Two questions face the reader as Eliphaz continues his speech in verse 1: why should Eliphaz imagine that Job would want to appeal to the “holy ones,” and why should such an appeal be futile or wicked? In answer to the first question, the reader might go back to the words of Job’s lament. Clines (1981:186) suggests that Eliphaz has misunderstood Job’s wish for death (3:21-22) and assumes that Job is in reality appealing to the “holy ones” for a calm and peaceful existence, the kind Eliphaz is about to describe (5:19-26). In answer to the second question, Eliphaz would regard such an appeal as futile because he believed Job was responsible for his own sufferings, and no external agency can remove that pain. There is, however, no reason to impute to Eliphaz a misunderstanding of Job’s wish for death.

Job’s appeal to the “holy ones” must refer to what immediately precedes it, namely, the vision he has just reported. His response shows that he learned about the vision from Job. Eliphaz rejects the message of this vision, but Job will affirm it. Job, in his reply to Eliphaz, asserts that he does have a word he received from God (6:10), and he avers that he will not conceal it. This word is painful but true (6:25). The only divine word that has been given is in this vision, and this is the word Job refuses to conceal. Job believes this word is from God, but Eliphaz responds to the vision by denying that it is from God.

The message of the vision is that humans are not pure enough in the eyes of God to determine the destiny of their lives. Eliphaz contested such an assertion; he had already made clear that humans are the cause of their own misery (4:8), a claim that he illustrated in 5:3-5 and reiterated in 5:6-7. Contrary to the claim of the vision, Eliphaz asserted that Job’s fate lay entirely within his own power.

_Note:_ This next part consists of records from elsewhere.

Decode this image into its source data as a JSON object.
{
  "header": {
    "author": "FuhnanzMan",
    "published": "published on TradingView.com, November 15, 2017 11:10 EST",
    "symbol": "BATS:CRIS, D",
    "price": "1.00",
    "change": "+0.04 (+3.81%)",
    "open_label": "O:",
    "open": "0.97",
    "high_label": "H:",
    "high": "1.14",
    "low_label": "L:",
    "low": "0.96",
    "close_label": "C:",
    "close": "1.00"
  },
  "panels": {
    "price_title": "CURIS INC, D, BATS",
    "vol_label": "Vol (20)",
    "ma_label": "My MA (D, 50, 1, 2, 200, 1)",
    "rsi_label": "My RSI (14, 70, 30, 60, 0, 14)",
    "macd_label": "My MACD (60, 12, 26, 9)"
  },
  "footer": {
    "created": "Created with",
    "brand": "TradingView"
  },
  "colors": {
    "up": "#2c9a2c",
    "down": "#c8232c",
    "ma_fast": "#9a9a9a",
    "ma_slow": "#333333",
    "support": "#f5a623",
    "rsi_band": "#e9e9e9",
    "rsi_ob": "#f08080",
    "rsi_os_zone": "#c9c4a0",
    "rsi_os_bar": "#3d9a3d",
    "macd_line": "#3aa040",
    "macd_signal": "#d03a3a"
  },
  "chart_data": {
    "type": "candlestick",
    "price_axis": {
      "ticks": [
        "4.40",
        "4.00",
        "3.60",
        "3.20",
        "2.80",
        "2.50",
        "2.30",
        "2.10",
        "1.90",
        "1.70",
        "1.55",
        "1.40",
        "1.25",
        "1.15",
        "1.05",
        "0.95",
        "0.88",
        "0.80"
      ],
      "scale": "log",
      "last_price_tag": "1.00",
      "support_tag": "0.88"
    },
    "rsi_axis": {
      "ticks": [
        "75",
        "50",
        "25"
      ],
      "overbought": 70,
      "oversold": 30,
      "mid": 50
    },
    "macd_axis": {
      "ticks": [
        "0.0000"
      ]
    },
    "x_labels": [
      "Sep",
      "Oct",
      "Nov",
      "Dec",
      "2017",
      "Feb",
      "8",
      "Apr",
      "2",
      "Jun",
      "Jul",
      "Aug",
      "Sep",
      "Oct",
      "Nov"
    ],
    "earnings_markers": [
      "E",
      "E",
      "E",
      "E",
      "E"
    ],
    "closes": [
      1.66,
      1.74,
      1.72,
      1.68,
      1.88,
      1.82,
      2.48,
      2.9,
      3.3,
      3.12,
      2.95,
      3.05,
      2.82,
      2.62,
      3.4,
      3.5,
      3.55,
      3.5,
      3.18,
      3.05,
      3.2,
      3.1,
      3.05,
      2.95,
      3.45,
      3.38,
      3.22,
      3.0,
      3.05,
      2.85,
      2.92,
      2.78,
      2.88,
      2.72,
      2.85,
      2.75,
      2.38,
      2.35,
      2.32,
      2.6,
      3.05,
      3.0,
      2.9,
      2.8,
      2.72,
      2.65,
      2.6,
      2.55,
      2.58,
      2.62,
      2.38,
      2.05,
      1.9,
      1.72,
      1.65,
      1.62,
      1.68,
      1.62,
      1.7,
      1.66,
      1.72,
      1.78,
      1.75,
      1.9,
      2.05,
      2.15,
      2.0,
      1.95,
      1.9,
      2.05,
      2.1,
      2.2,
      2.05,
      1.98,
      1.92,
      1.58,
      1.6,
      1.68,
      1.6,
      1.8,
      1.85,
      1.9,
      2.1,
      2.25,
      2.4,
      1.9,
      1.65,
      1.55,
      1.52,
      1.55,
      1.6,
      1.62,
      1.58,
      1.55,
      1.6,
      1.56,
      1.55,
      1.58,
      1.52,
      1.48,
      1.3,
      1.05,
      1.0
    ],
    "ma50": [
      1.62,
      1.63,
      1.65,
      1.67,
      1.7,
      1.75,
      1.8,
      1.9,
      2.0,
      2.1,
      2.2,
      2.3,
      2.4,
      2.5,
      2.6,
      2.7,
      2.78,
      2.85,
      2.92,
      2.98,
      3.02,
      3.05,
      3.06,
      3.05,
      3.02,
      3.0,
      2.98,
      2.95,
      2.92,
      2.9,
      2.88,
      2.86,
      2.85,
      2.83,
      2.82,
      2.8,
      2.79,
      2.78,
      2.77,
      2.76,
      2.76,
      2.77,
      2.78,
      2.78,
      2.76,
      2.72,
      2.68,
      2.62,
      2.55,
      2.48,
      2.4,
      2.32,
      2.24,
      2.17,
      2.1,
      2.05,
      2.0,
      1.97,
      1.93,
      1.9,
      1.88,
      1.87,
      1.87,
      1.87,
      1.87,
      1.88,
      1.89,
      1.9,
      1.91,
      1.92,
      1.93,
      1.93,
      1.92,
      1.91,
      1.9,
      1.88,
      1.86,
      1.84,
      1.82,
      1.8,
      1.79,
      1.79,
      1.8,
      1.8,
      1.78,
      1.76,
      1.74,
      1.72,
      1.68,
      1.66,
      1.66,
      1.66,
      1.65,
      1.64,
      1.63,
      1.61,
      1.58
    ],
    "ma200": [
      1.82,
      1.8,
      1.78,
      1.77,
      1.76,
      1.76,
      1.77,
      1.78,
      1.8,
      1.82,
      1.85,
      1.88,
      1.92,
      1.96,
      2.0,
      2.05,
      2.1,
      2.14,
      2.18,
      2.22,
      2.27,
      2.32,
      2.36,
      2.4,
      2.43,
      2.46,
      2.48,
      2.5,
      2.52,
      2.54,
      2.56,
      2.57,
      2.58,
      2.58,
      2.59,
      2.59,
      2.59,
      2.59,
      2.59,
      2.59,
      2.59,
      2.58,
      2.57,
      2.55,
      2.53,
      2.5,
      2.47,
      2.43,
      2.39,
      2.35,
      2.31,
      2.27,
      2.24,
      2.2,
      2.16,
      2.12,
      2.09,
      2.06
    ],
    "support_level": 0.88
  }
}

Eliphaz tried to persuade Job not to be a fool (5:2). The fool (’ewil [TH191A, ZH211]) is not simply one who is unwise but one who is morally bankrupt, one who has rejected the fear of the Lord, which is the beginning of wisdom. Eliphaz did not contend that Job was such a fool, for he had instructed many (4:3), but that his passion could lead him into the irreversible self-destruction of the fool. Eliphaz knew such a person, one who had been well established, but whom he recognized at once to be accursed even while the signs of wealth were present.[20] The children of the fool would never enjoy his wealth; both the court and the needy or greedy would go against them; in short, they would be plundered by others. Eliphaz may have been thinking of the seminomadic plunderers who would ravage the farmers’ crops, as happened in the days of Gideon (Judg 6:3-5). What happened to the fool was not simply the result of natural forces. Evil and trouble do not spring from the soil as an uncontrollable seed; they are a harvest that humans themselves have sown (4:8). People bring about the birth of trouble themselves (5:7); their own actions set free the powers of pestilence and destruction.

Eliphaz was not saying that trouble is the inevitable result of birth. Eliphaz’s argument is that the fool is the cause of his own downfall; he is not the victim of being born into an unfriendly world. In verse 7 Eliphaz seals his argument with this “astounding and provocative generalization” (Clines 1989:141) that presumes he has explained the cause of all human suffering.